Originally Posted by
Mike Buckley
It has to do with understanding the so-called exposure triangle: aperture setting, shutter speed and ISO value. When changing one or more of those three exposure settings, the others change in proportion when maintaining the same exposure.
You probably know that exposing the sensor to twice as much or half as much light is the difference of one more or one less stop of exposure, respectively. It's easy to remember that changing only the ISO to a value that is twice or half as high increases or reduces the exposure by one stop, respectively, by affecting the sensor's sensitivity to light. Similarly, changing only the shutter speed to a duration of time that is twice or half as fast reduces or increases the exposure by one stop, respectively, by affecting the amount of time the sensor is exposed to light. The mathematical relationship between aperture settings, which affect the amount of light exposed to the sensor, is far more complicated and I have never pretended to understand the underlying math behind the relationships. Even so, it's easy to memorize that the following settings are sequentially 1 stop apart: f/1.4 -- f/2 -- f/2.8 -- f/4 -- f/5.6 -- f/8 -- f/11 -- f/16 -- f/22. (Those of us who grew up on film cameras constantly saw those settings that we made directly on the lens. That made it easy to learn those relationships, unlike the experience of digital photographers who see every imaginable aperture setting displayed in the LCD.)

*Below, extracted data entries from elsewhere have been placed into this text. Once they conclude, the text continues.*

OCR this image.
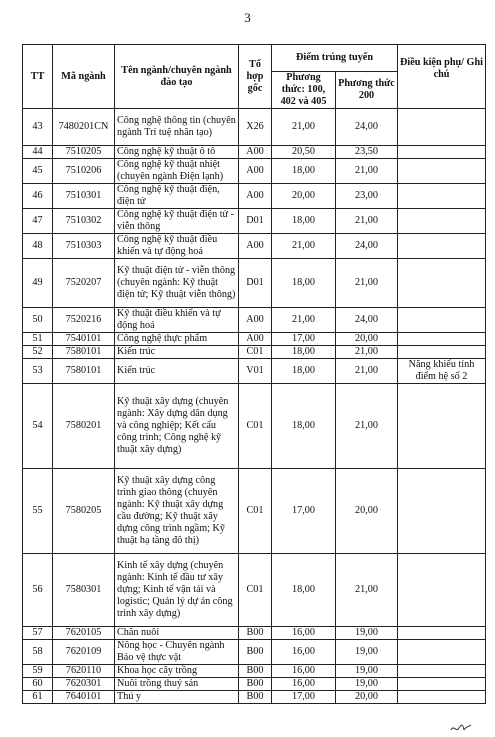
3
TT	Mã ngành	Tên ngành/chuyên ngành đào tạo	Tổ hợp gốc	Điểm trúng tuyển		Điều kiện phụ/ Ghi chú
				Phương thức: 100, 402 và 405	Phương thức 200	
43	7480201CN	Công nghệ thông tin (chuyên ngành Trí tuệ nhân tạo)	X26	21,00	24,00	
44	7510205	Công nghệ kỹ thuật ô tô	A00	20,50	23,50	
45	7510206	Công nghệ kỹ thuật nhiệt (chuyên ngành Điện lạnh)	A00	18,00	21,00	
46	7510301	Công nghệ kỹ thuật điện, điện tử	A00	20,00	23,00	
47	7510302	Công nghệ kỹ thuật điện tử - viễn thông	D01	18,00	21,00	
48	7510303	Công nghệ kỹ thuật điều khiển và tự động hoá	A00	21,00	24,00	
49	7520207	Kỹ thuật điện tử - viễn thông (chuyên ngành: Kỹ thuật điện tử; Kỹ thuật viễn thông)	D01	18,00	21,00	
50	7520216	Kỹ thuật điều khiển và tự động hoá	A00	21,00	24,00	
51	7540101	Công nghệ thực phẩm	A00	17,00	20,00	
52	7580101	Kiến trúc	C01	18,00	21,00	
53	7580101	Kiến trúc	V01	18,00	21,00	Năng khiếu tính điểm hệ số 2
54	7580201	Kỹ thuật xây dựng (chuyên ngành: Xây dựng dân dụng và công nghiệp; Kết cấu công trình; Công nghệ kỹ thuật xây dựng)	C01	18,00	21,00	
55	7580205	Kỹ thuật xây dựng công trình giao thông (chuyên ngành: Kỹ thuật xây dựng cầu đường; Kỹ thuật xây dựng công trình ngầm; Kỹ thuật hạ tầng đô thị)	C01	17,00	20,00	
56	7580301	Kinh tế xây dựng (chuyên ngành: Kinh tế đầu tư xây dựng; Kinh tế vận tải và logistic; Quản lý dự án công trình xây dựng)	C01	18,00	21,00	
57	7620105	Chăn nuôi	B00	16,00	19,00	
58	7620109	Nông học - Chuyên ngành Bảo vệ thực vật	B00	16,00	19,00	
59	7620110	Khoa học cây trồng	B00	16,00	19,00	
60	7620301	Nuôi trồng thuỷ sản	B00	16,00	19,00	
61	7640101	Thú y	B00	17,00	20,00	
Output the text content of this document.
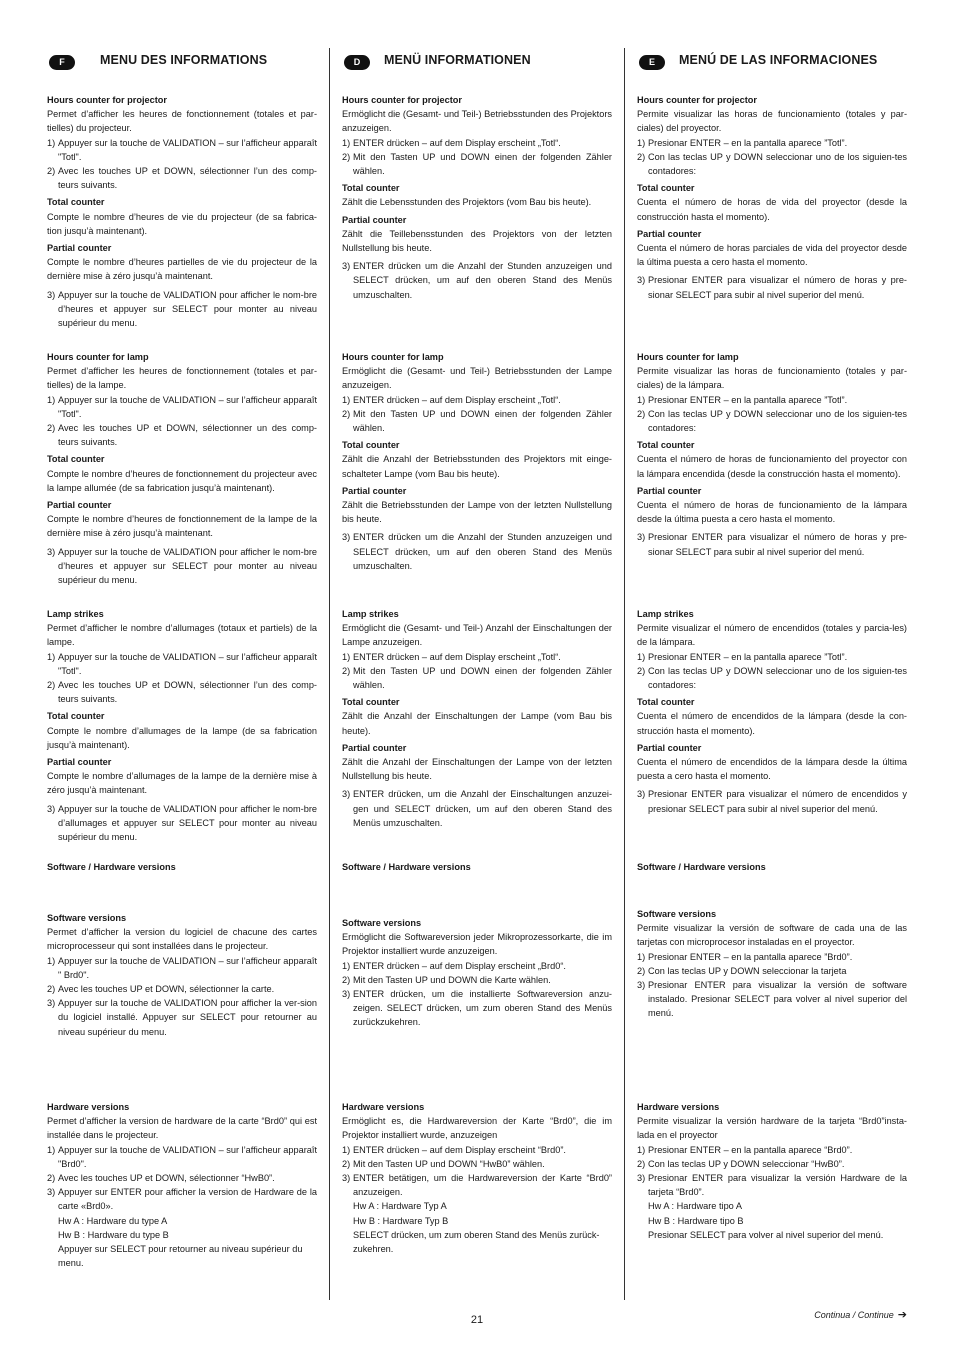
F	MENU DES INFORMATIONS
Hours counter for projector
Permet d’afficher les heures de fonctionnement (totales et par-tielles) du projecteur.
1) Appuyer sur la touche de VALIDATION – sur l’afficheur apparaît "Totl".
2) Avec les touches UP et DOWN, sélectionner l’un des comp-teurs suivants.
Total counter
Compte le nombre d’heures de vie du projecteur (de sa fabrica-tion jusqu’à maintenant).
Partial counter
Compte le nombre d’heures partielles de vie du projecteur de la dernière mise à zéro jusqu’à maintenant.
3) Appuyer sur la touche de VALIDATION pour afficher le nom-bre d’heures et appuyer sur SELECT pour monter au niveau supérieur du menu.
Hours counter for lamp
Permet d’afficher les heures de fonctionnement (totales et par-tielles) de la lampe.
1) Appuyer sur la touche de VALIDATION – sur l’afficheur apparaît "Totl".
2) Avec les touches UP et DOWN, sélectionner un des comp-teurs suivants.
Total counter
Compte le nombre d’heures de fonctionnement du projecteur avec la lampe allumée (de sa fabrication jusqu’à maintenant).
Partial counter
Compte le nombre d’heures de fonctionnement de la lampe de la dernière mise à zéro jusqu’à maintenant.
3) Appuyer sur la touche de VALIDATION pour afficher le nom-bre d’heures et appuyer sur SELECT pour monter au niveau supérieur du menu.
Lamp strikes
Permet d’afficher le nombre d’allumages (totaux et partiels) de la lampe.
1) Appuyer sur la touche de VALIDATION – sur l’afficheur apparaît "Totl".
2) Avec les touches UP et DOWN, sélectionner l’un des comp-teurs suivants.
Total counter
Compte le nombre d’allumages de la lampe (de sa fabrication jusqu’à maintenant).
Partial counter
Compte le nombre d’allumages de la lampe de la dernière mise à zéro jusqu’à maintenant.
3) Appuyer sur la touche de VALIDATION pour afficher le nom-bre d’allumages et appuyer sur SELECT pour monter au niveau supérieur du menu.
Software / Hardware versions
Software versions
Permet d’afficher la version du logiciel de chacune des cartes microprocesseur qui sont installées dans le projecteur.
1) Appuyer sur la touche de VALIDATION – sur l’afficheur apparaît " Brd0".
2) Avec les touches UP et DOWN, sélectionner la carte.
3) Appuyer sur la touche de VALIDATION pour afficher la ver-sion du logiciel installé. Appuyer sur SELECT pour retourner au niveau supérieur du menu.
Hardware versions
Permet d’afficher la version de hardware de la carte “Brd0” qui est installée dans le projecteur.
1) Appuyer sur la touche de VALIDATION – sur l’afficheur apparaît "Brd0".
2) Avec les touches UP et DOWN, sélectionner “HwB0”.
3) Appuyer sur ENTER pour afficher la version de Hardware de la carte «Brd0».
Hw A : Hardware du type A
Hw B : Hardware du type B
Appuyer sur SELECT pour retourner au niveau supérieur du menu.
D	MENÜ INFORMATIONEN
Hours counter for projector
Ermöglicht die (Gesamt- und Teil-) Betriebsstunden des Projektors anzuzeigen.
1) ENTER drücken – auf dem Display erscheint „Totl“.
2) Mit den Tasten UP und DOWN einen der folgenden Zähler wählen.
Total counter
Zählt die Lebensstunden des Projektors (vom Bau bis heute).
Partial counter
Zählt die Teillebensstunden des Projektors von der letzten Nullstellung bis heute.
3) ENTER drücken um die Anzahl der Stunden anzuzeigen und SELECT drücken, um auf den oberen Stand des Menüs umzuschalten.
Hours counter for lamp
Ermöglicht die (Gesamt- und Teil-) Betriebsstunden der Lampe anzuzeigen.
1) ENTER drücken – auf dem Display erscheint „Totl“.
2) Mit den Tasten UP und DOWN einen der folgenden Zähler wählen.
Total counter
Zählt die Anzahl der Betriebsstunden des Projektors mit einge-schalteter Lampe (vom Bau bis heute).
Partial counter
Zählt die Betriebsstunden der Lampe von der letzten Nullstellung bis heute.
3) ENTER drücken um die Anzahl der Stunden anzuzeigen und SELECT drücken, um auf den oberen Stand des Menüs umzuschalten.
Lamp strikes
Ermöglicht die (Gesamt- und Teil-) Anzahl der Einschaltungen der Lampe anzuzeigen.
1) ENTER drücken – auf dem Display erscheint „Totl“.
2) Mit den Tasten UP und DOWN einen der folgenden Zähler wählen.
Total counter
Zählt die Anzahl der Einschaltungen der Lampe (vom Bau bis heute).
Partial counter
Zählt die Anzahl der Einschaltungen der Lampe von der letzten Nullstellung bis heute.
3) ENTER drücken, um die Anzahl der Einschaltungen anzuzei-gen und SELECT drücken, um auf den oberen Stand des Menüs umzuschalten.
Software / Hardware versions
Software versions
Ermöglicht die Softwareversion jeder Mikroprozessorkarte, die im Projektor installiert wurde anzuzeigen.
1) ENTER drücken – auf dem Display erscheint „Brd0“.
2) Mit den Tasten UP und DOWN die Karte wählen.
3) ENTER drücken, um die installierte Softwareversion anzu-zeigen. SELECT drücken, um zum oberen Stand des Menüs zurückzukehren.
Hardware versions
Ermöglicht es, die Hardwareversion der Karte “Brd0”, die im Projektor installiert wurde, anzuzeigen
1) ENTER drücken – auf dem Display erscheint “Brd0”.
2) Mit den Tasten UP und DOWN “HwB0” wählen.
3) ENTER betätigen, um die Hardwareversion der Karte “Brd0” anzuzeigen.
Hw A : Hardware Typ A
Hw B : Hardware Typ B
SELECT drücken, um zum oberen Stand des Menüs zurück-zukehren.
E	MENÚ DE LAS INFORMACIONES
Hours counter for projector
Permite visualizar las horas de funcionamiento (totales y par-ciales) del proyector.
1) Presionar ENTER – en la pantalla aparece ”Totl”.
2) Con las teclas UP y DOWN seleccionar uno de los siguien-tes contadores:
Total counter
Cuenta el número de horas de vida del proyector (desde la construcción hasta el momento).
Partial counter
Cuenta el número de horas parciales de vida del proyector desde la última puesta a cero hasta el momento.
3) Presionar ENTER para visualizar el número de horas y pre-sionar SELECT para subir al nivel superior del menú.
Hours counter for lamp
Permite visualizar las horas de funcionamiento (totales y par-ciales) de la lámpara.
1) Presionar ENTER – en la pantalla aparece ”Totl”.
2) Con las teclas UP y DOWN seleccionar uno de los siguien-tes contadores:
Total counter
Cuenta el número de horas de funcionamiento del proyector con la lámpara encendida (desde la construcción hasta el momento).
Partial counter
Cuenta el número de horas de funcionamiento de la lámpara desde la última puesta a cero hasta el momento.
3) Presionar ENTER para visualizar el número de horas y pre-sionar SELECT para subir al nivel superior del menú.
Lamp strikes
Permite visualizar el número de encendidos (totales y parcia-les) de la lámpara.
1) Presionar ENTER – en la pantalla aparece ”Totl”.
2) Con las teclas UP y DOWN seleccionar uno de los siguien-tes contadores:
Total counter
Cuenta el número de encendidos de la lámpara (desde la con-strucción hasta el momento).
Partial counter
Cuenta el número de encendidos de la lámpara desde la última puesta a cero hasta el momento.
3) Presionar ENTER para visualizar el número de encendidos y presionar SELECT para subir al nivel superior del menú.
Software / Hardware versions
Software versions
Permite visualizar la versión de software de cada una de las tarjetas con microprocesor instaladas en el proyector.
1) Presionar ENTER – en la pantalla aparece ”Brd0”.
2) Con las teclas UP y DOWN seleccionar la tarjeta
3) Presionar ENTER para visualizar la versión de software instalado. Presionar SELECT para volver al nivel superior del menú.
Hardware versions
Permite visualizar la versión hardware de la tarjeta “Brd0”insta-lada en el proyector
1) Presionar ENTER – en la pantalla aparece “Brd0”.
2) Con las teclas UP y DOWN seleccionar “HwB0”.
3) Presionar ENTER para visualizar la versión Hardware de la tarjeta “Brd0”.
Hw A : Hardware tipo A
Hw B : Hardware tipo B
Presionar SELECT para volver al nivel superior del menú.
21	Continua / Continue ➔
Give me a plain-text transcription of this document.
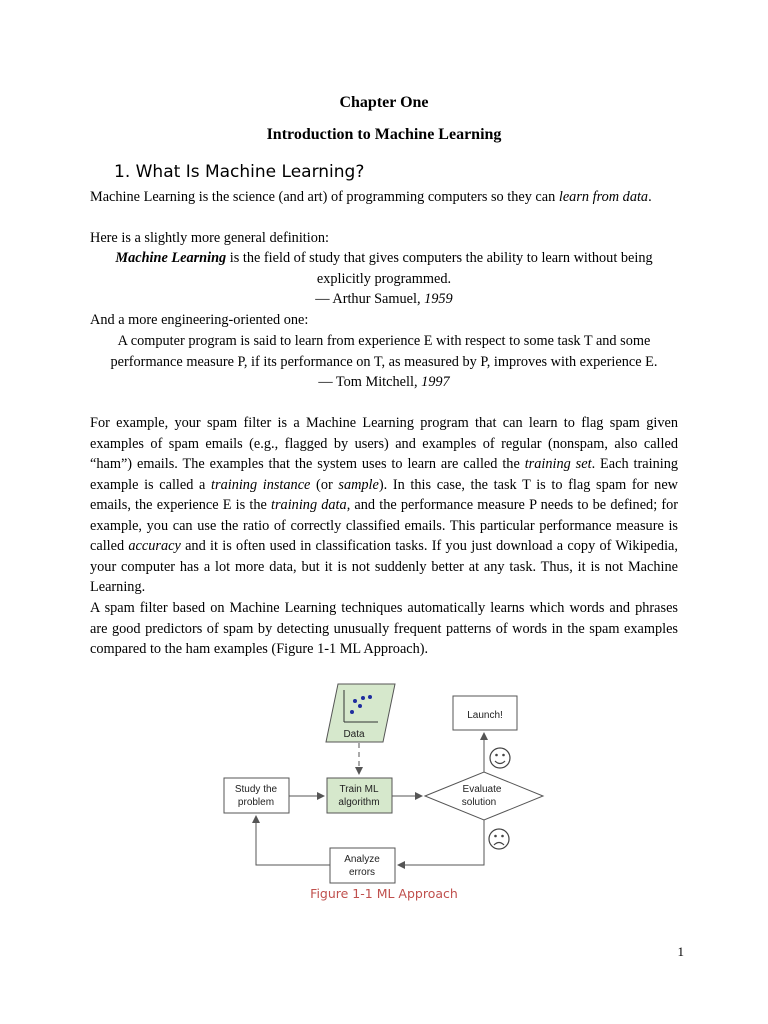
Chapter One
Introduction to Machine Learning
1. What Is Machine Learning?
Machine Learning is the science (and art) of programming computers so they can learn from data.
Here is a slightly more general definition:
Machine Learning is the field of study that gives computers the ability to learn without being
explicitly programmed.
— Arthur Samuel, 1959
And a more engineering-oriented one:
A computer program is said to learn from experience E with respect to some task T and some
performance measure P, if its performance on T, as measured by P, improves with experience E.
— Tom Mitchell, 1997
For example, your spam filter is a Machine Learning program that can learn to flag spam given examples of spam emails (e.g., flagged by users) and examples of regular (nonspam, also called “ham”) emails. The examples that the system uses to learn are called the training set. Each training example is called a training instance (or sample). In this case, the task T is to flag spam for new emails, the experience E is the training data, and the performance measure P needs to be defined; for example, you can use the ratio of correctly classified emails. This particular performance measure is called accuracy and it is often used in classification tasks. If you just download a copy of Wikipedia, your computer has a lot more data, but it is not suddenly better at any task. Thus, it is not Machine Learning.
A spam filter based on Machine Learning techniques automatically learns which words and phrases are good predictors of spam by detecting unusually frequent patterns of words in the spam examples compared to the ham examples (Figure 1-1 ML Approach).
Data
Train ML
algorithm
Study the
problem
Evaluate
solution
Launch!
Analyze
errors
Figure 1-1 ML Approach
1
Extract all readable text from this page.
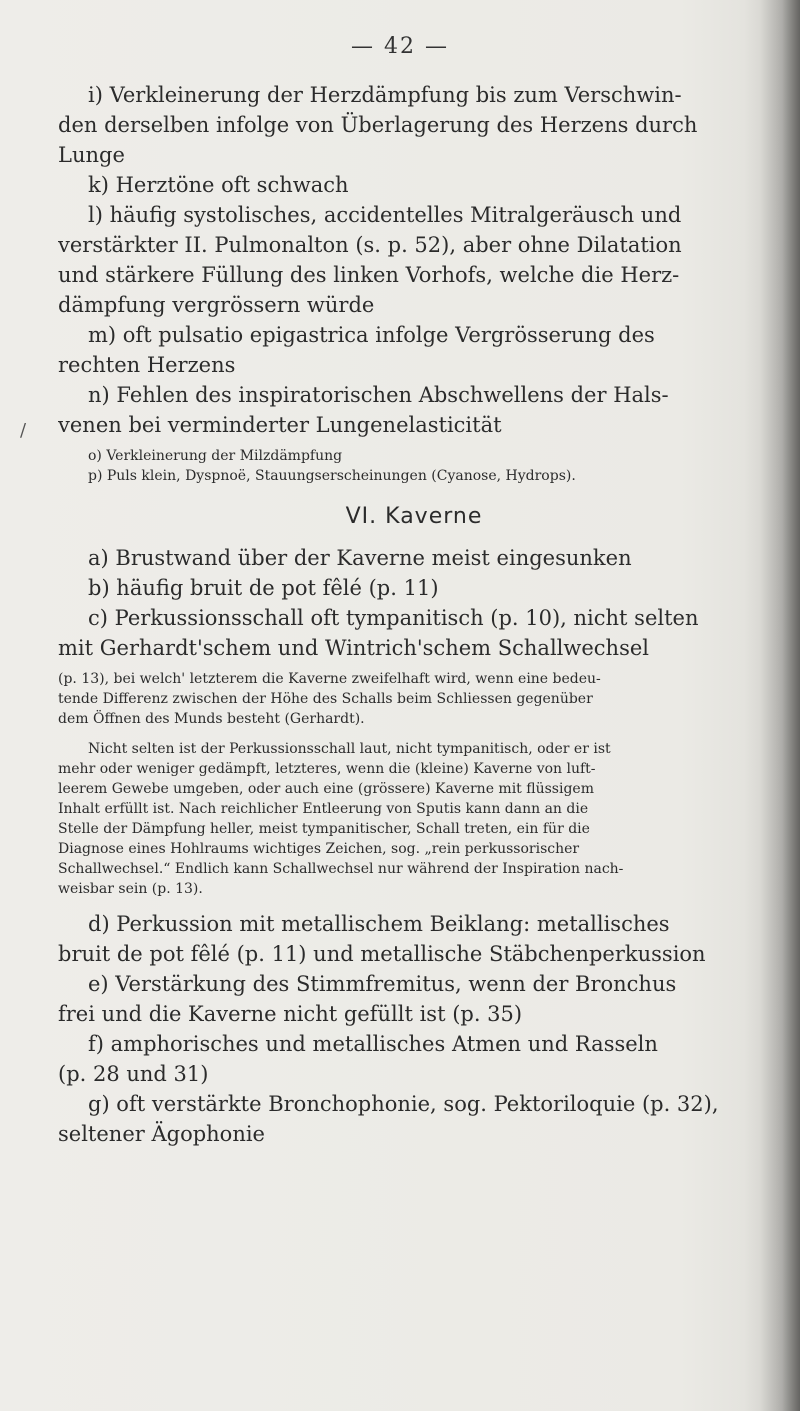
— 42 —
/
i) Verkleinerung der Herzdämpfung bis zum Verschwin-
den derselben infolge von Überlagerung des Herzens durch
Lunge
k) Herztöne oft schwach
l) häufig systolisches, accidentelles Mitralgeräusch und
verstärkter II. Pulmonalton (s. p. 52), aber ohne Dilatation
und stärkere Füllung des linken Vorhofs, welche die Herz-
dämpfung vergrössern würde
m) oft pulsatio epigastrica infolge Vergrösserung des
rechten Herzens
n) Fehlen des inspiratorischen Abschwellens der Hals-
venen bei verminderter Lungenelasticität
o) Verkleinerung der Milzdämpfung
p) Puls klein, Dyspnoë, Stauungserscheinungen (Cyanose, Hydrops).
VI. Kaverne
a) Brustwand über der Kaverne meist eingesunken
b) häufig bruit de pot fêlé (p. 11)
c) Perkussionsschall oft tympanitisch (p. 10), nicht selten
mit Gerhardt'schem und Wintrich'schem Schallwechsel
(p. 13), bei welch' letzterem die Kaverne zweifelhaft wird, wenn eine bedeu-
tende Differenz zwischen der Höhe des Schalls beim Schliessen gegenüber
dem Öffnen des Munds besteht (Gerhardt).
Nicht selten ist der Perkussionsschall laut, nicht tympanitisch, oder er ist
mehr oder weniger gedämpft, letzteres, wenn die (kleine) Kaverne von luft-
leerem Gewebe umgeben, oder auch eine (grössere) Kaverne mit flüssigem
Inhalt erfüllt ist. Nach reichlicher Entleerung von Sputis kann dann an die
Stelle der Dämpfung heller, meist tympanitischer, Schall treten, ein für die
Diagnose eines Hohlraums wichtiges Zeichen, sog. „rein perkussorischer
Schallwechsel.“ Endlich kann Schallwechsel nur während der Inspiration nach-
weisbar sein (p. 13).
d) Perkussion mit metallischem Beiklang: metallisches
bruit de pot fêlé (p. 11) und metallische Stäbchenperkussion
e) Verstärkung des Stimmfremitus, wenn der Bronchus
frei und die Kaverne nicht gefüllt ist (p. 35)
f) amphorisches und metallisches Atmen und Rasseln
(p. 28 und 31)
g) oft verstärkte Bronchophonie, sog. Pektoriloquie (p. 32),
seltener Ägophonie
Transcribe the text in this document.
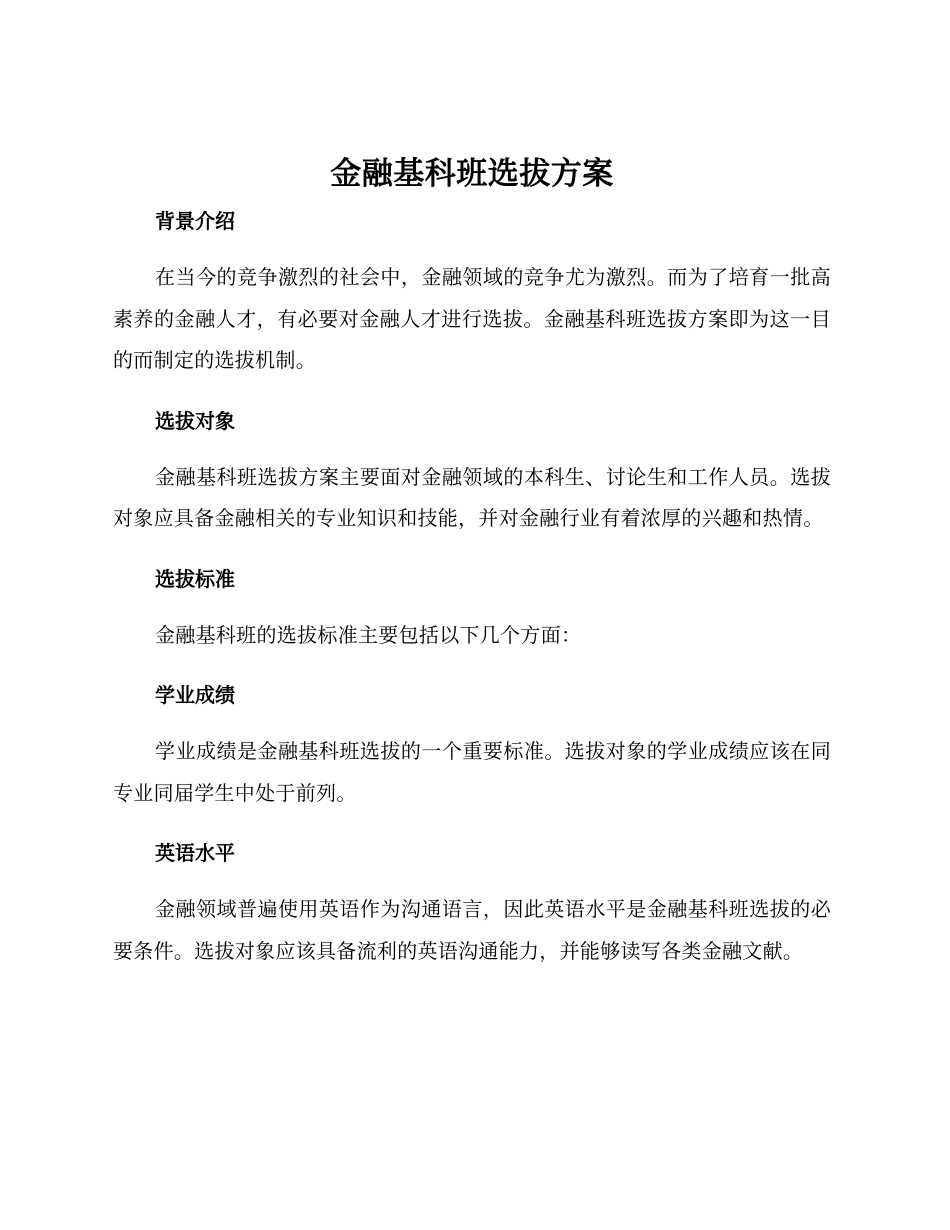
金融基科班选拔方案
背景介绍

在当今的竞争激烈的社会中，金融领域的竞争尤为激烈。而为了培育一批高素养的金融人才，有必要对金融人才进行选拔。金融基科班选拔方案即为这一目的而制定的选拔机制。

选拔对象

金融基科班选拔方案主要面对金融领域的本科生、讨论生和工作人员。选拔对象应具备金融相关的专业知识和技能，并对金融行业有着浓厚的兴趣和热情。

选拔标准

金融基科班的选拔标准主要包括以下几个方面：

学业成绩

学业成绩是金融基科班选拔的一个重要标准。选拔对象的学业成绩应该在同专业同届学生中处于前列。

英语水平

金融领域普遍使用英语作为沟通语言，因此英语水平是金融基科班选拔的必要条件。选拔对象应该具备流利的英语沟通能力，并能够读写各类金融文献。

If you leave one setting unchanged and change one setting, you must change the third setting by the same degree in the opposite direction to maintain the same exposure. As an example, if you don't change the shutter speed and if you change the aperture by one full stop, the ISO value must also change by one full stop in the opposite direction to maintain the same exposure.
Most important: study up on the relationships in the triangle of exposure, which I'm sure is explained very well in one of the CiC tutorials. Understanding and using those relationships is fundamental to everything about controlling exposure beyond the realm of automated point-and-shoot photography.